Pay-TV customers are saving about $1 billion a year in lower electric bills from efficiency improvements to set-top boxes so far, Noah Horowitz, a director at the Natural Resources Defense Council, said Thursday. The deal will set standards that must be met on new set-top boxes over the next four years. By 2020, new set-top boxes will be 40 percent more energy efficient than those in 2012, or before the first agreement, he said.
But Horowitz added that "we remain disappointed by how much power these boxes use when no one is watching TV or recording a show."
Participants in the pact, besides the Natural Resources Defense Council, are the American Council for an Energy-Efficient Economy, the pay-TV trade association NCTA and the Consumer Technology Association. Companies that signed on include Comcast, AT&T, Charter, Dish, Verizon, Cox, Cablevision, Frontier, and CenturyLink.
Set-top boxes are the black devices that cable- and satellite-TV companies use to convert their data signals to television pictures.

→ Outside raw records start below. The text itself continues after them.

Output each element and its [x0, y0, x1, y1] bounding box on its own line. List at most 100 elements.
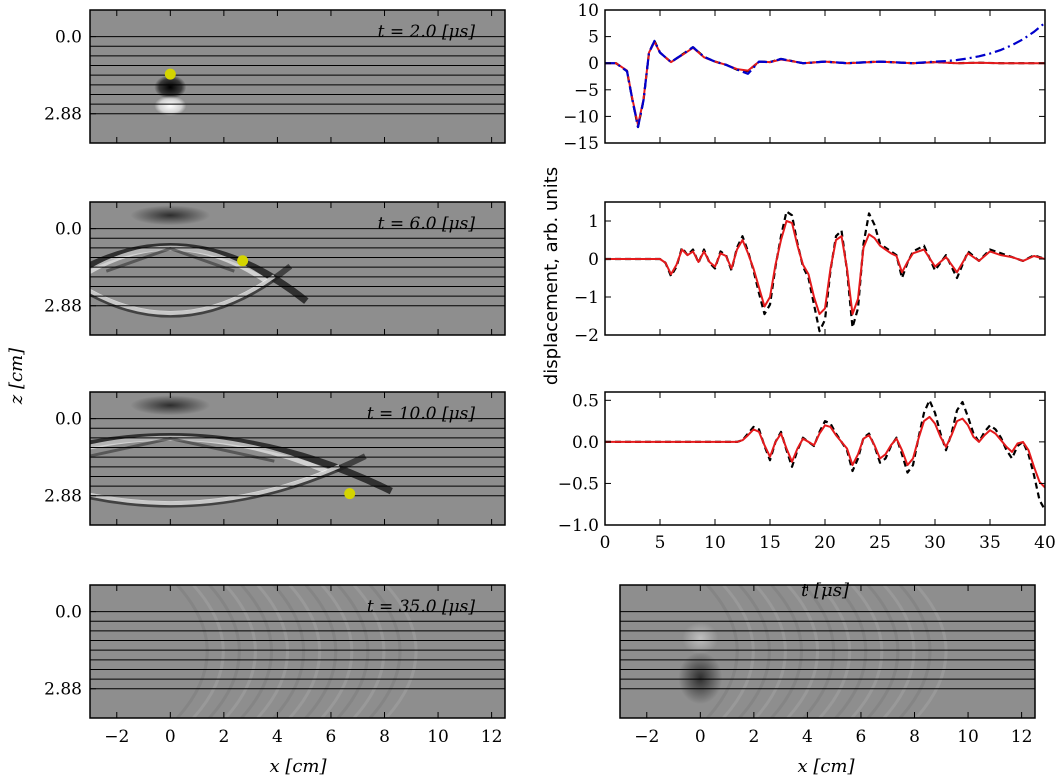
z-tick-label: 2.88	[44, 680, 82, 700]
reverb-streak	[706, 585, 739, 718]
reverb-streak	[866, 585, 900, 718]
snapshot-panel-right: −2 0 2 4 6 8 10 12	[619, 584, 1036, 747]
x-tick-label: 12	[1011, 727, 1033, 747]
snapshot-time-label: t = 10.0 [μs]	[367, 404, 476, 424]
reverb-streak	[834, 585, 868, 718]
wavefront-head	[105, 246, 235, 273]
z-tick-label: 0.0	[55, 410, 82, 430]
receiver-marker	[344, 488, 356, 500]
snapshot-panel-4: −2 0 2 4 6 8 10 12 0.0 2.88 t = 35.0 [μs]	[44, 584, 506, 747]
reverb-streak	[738, 585, 771, 718]
shared-y-axis-label: displacement, arb. units	[541, 167, 562, 385]
z-tick-label: 0.0	[55, 603, 82, 623]
panel-frame	[89, 201, 506, 336]
reverb-streak	[192, 585, 225, 718]
x-axis-label-left: x [cm]	[269, 756, 327, 777]
snapshot-image	[90, 202, 505, 335]
y-tick-label: 10	[577, 1, 599, 21]
wavefront-arc-bottom-light	[90, 274, 276, 316]
x-tick-label: 15	[759, 533, 781, 553]
y-tick-label: 0	[588, 54, 599, 74]
image-background	[90, 10, 505, 143]
y-tick-label: −0.5	[558, 474, 599, 494]
wavefront-dark	[154, 75, 187, 100]
snapshot-image	[90, 392, 505, 525]
x-tick-label: 25	[869, 533, 891, 553]
wavefront-cap	[130, 395, 211, 416]
x-tick-label: 6	[856, 727, 867, 747]
x-tick-label: 30	[924, 533, 946, 553]
y-tick-label: 0.0	[572, 433, 599, 453]
series-line-dashdot	[605, 21, 1045, 129]
snapshot-image	[90, 10, 505, 143]
y-tick-label: 0.5	[572, 391, 599, 411]
y-tick-label: 0	[588, 250, 599, 270]
x-tick-label: 2	[218, 727, 229, 747]
x-tick-label: −2	[104, 727, 129, 747]
y-tick-label: −15	[563, 134, 599, 154]
source-shadow	[678, 652, 723, 705]
receiver-marker	[237, 255, 249, 267]
source-glow	[682, 622, 719, 655]
image-background	[90, 585, 505, 718]
snapshot-time-label: t = 2.0 [μs]	[378, 22, 476, 42]
y-tick-label: −1	[574, 288, 599, 308]
reverb-streak	[240, 585, 273, 718]
y-tick-label: −10	[563, 107, 599, 127]
snapshot-image	[620, 585, 1035, 718]
trace-x-axis-label: t [μs]	[801, 580, 850, 601]
reverb-streak	[368, 585, 402, 718]
panel-frame	[619, 584, 1036, 719]
reverb-streak	[288, 585, 322, 718]
x-tick-label: 12	[481, 727, 503, 747]
x-axis-label-right: x [cm]	[797, 756, 855, 777]
z-tick-label: 2.88	[44, 487, 82, 507]
reverb-streak	[272, 585, 305, 718]
reverb-streak	[320, 585, 354, 718]
reverb-streak	[722, 585, 755, 718]
reverb-streak	[754, 585, 787, 718]
trace-panel-3: 0.5 0.0 −0.5 −1.00 5 10 15 20 25 30 35 40	[558, 391, 1056, 553]
reverb-streak	[850, 585, 884, 718]
panel-frame	[89, 584, 506, 719]
image-background	[620, 585, 1035, 718]
y-tick-label: −1.0	[558, 516, 599, 536]
x-tick-label: 0	[165, 727, 176, 747]
reverb-streak	[224, 585, 257, 718]
x-tick-label: 10	[427, 727, 449, 747]
reverb-streak	[304, 585, 338, 718]
z-tick-label: 2.88	[44, 105, 82, 125]
trace-panel-1: 10 5 0 −5 −10 −15	[563, 1, 1046, 154]
reverb-streak	[882, 585, 916, 718]
x-tick-label: 6	[326, 727, 337, 747]
z-tick-label: 2.88	[44, 297, 82, 317]
x-tick-label: 0	[695, 727, 706, 747]
series-line-solid	[605, 415, 1045, 489]
wavefront-light	[154, 95, 187, 116]
y-tick-label: −2	[574, 326, 599, 346]
reverb-streak	[208, 585, 241, 718]
z-tick-label: 0.0	[55, 220, 82, 240]
wavefront-arc-bottom-light	[90, 464, 341, 505]
reverb-streak	[770, 585, 803, 718]
x-tick-label: 8	[909, 727, 920, 747]
x-tick-label: 10	[957, 727, 979, 747]
snapshot-panel-3: 0.0 2.88 t = 10.0 [μs]	[44, 391, 506, 526]
receiver-marker	[164, 68, 176, 80]
reverb-streak	[898, 585, 932, 718]
x-tick-label: 35	[979, 533, 1001, 553]
panel-frame	[89, 9, 506, 144]
x-tick-label: 10	[704, 533, 726, 553]
x-tick-label: 4	[272, 727, 283, 747]
plot-area	[605, 392, 1045, 525]
reverb-streak	[384, 585, 418, 718]
reverb-streak	[336, 585, 370, 718]
y-tick-label: 5	[588, 28, 599, 48]
x-tick-label: 20	[814, 533, 836, 553]
snapshot-time-label: t = 6.0 [μs]	[378, 214, 476, 234]
z-tick-label: 0.0	[55, 28, 82, 48]
snapshot-panel-2: 0.0 2.88 t = 6.0 [μs]	[44, 201, 506, 336]
reverb-streak	[256, 585, 289, 718]
x-tick-label: 40	[1034, 533, 1056, 553]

Consumers typically lease them from Comcast, AT&T, and other pay-TV operators.
Robert Turner, an official with Horsham's Arris Group, a big set-top box manufacturer and also a signatory, said that the set-top boxes "power down" — or use less electricity — when they're not being used but they don't shut down.
He also said that big energy savings with set-top boxes have been achieved by eliminating multiple set-top boxes with DVRs in homes. One set-top box with a DVR — or a "whole-home DVR" setup, with other televisions connected through an in-home network over WiFi — can replace multiple set-top boxes and save electricity, he said.
Set-top boxes also have benefited from more efficient computer chips and other internal components, Turner said.
Horowitz agreed that pay-TV subscribers should replace multiple set-top boxes with DVRs with one set-top box with a DVR. "If you have a DVR on each of your televisions, you have outdated equipment and you are throwing money down the drain," he said. Going down to one set-top box with a DVR could save a person $50 a year in electricity, he said.
NCTA, the trade association, said the pay-TV industry is now on its third generation of set-top boxes with improved energy standards.